Overall, the Wizards are 9-3 with Beal not playing and Porter (2 games) or Temple (10 games) starting. The Wizards lineup featuring Wall/Temple/Pierce/Nene/Gortat is only 1.8 possessions per 100 worse than the Wall/Beal/Pierce/Nene/Gortat lineup, with the caveat that the level of competition that Temple faced as a starter in the early season was lower.

Lineup Offensive Rating Defensive Rating Net
Wall, Beal, Pierce, Nene, Gortat 108.7 98.3 +10.4
Wall, Temple, Pierce, Nene, Gortat 94.7 86.2 +8.6

Stats via Basketball Reference

Temple has also played the roll this season as the Wizards emergency third point guard, filling in when Randy Wittman wanted a more defensive oriented guard than Andre Miller (which in fairness, would be nearly anyone). Last year, Temple took Eric Maynor's spot when Randy Wittman wanted a more playing basketball not horribly kind of guard, and filled in decently until the Wizards' acquired Miller.

That's Garrett's Temple's role on this team, to be ready for anything but also be ready for nothing. After starting the first 13 games of the season, Temple saw more than 5 minutes in exactly one game (against lightweight Minnesota with Pierce out with an injury) between late November and his reemergence in late January against the Suns.

Now that Bradley Beal is out once again with injury, Temple's role has once again increased to being a key cog in Randy Wittman's rotations. Temple will ill likely once again provide the Wizards with diligent, adequate and unspectacular play until Beal returns. Is replacing your budding star shooting guard a big ask from a 14-15th man? Perhaps, but blame roster construction for that, not Temple. Temple is limited offensively but still boasts the best defensive rating on the team, at 94.4 per NBA.com.

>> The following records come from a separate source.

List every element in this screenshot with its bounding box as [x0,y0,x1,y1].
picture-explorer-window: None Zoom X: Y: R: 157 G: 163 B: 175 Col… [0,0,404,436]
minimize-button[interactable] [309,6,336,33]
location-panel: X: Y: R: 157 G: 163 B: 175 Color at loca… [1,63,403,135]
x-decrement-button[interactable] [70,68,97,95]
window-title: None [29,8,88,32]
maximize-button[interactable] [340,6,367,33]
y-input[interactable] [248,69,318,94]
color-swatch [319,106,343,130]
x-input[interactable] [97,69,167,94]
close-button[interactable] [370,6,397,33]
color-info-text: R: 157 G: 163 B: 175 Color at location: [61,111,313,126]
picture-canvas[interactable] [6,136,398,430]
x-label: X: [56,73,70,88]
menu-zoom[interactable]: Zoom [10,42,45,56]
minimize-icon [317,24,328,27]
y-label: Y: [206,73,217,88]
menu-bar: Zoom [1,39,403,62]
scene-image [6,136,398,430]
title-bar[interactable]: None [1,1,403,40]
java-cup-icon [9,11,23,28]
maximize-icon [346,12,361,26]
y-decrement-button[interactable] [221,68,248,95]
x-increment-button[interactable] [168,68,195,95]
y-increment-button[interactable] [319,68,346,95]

As for that earlier Atlanta game, they put #3 in the game, but Temple was more than adequate in his time on the court, scoring 5 points and having 3 assists in under 15 minutes. And his counterpart, that Atlanta shooting guard who's terrorizing the league with his three point shooting prowess? Temple was draped all over him while he was on the court, preventing him from making a single shot.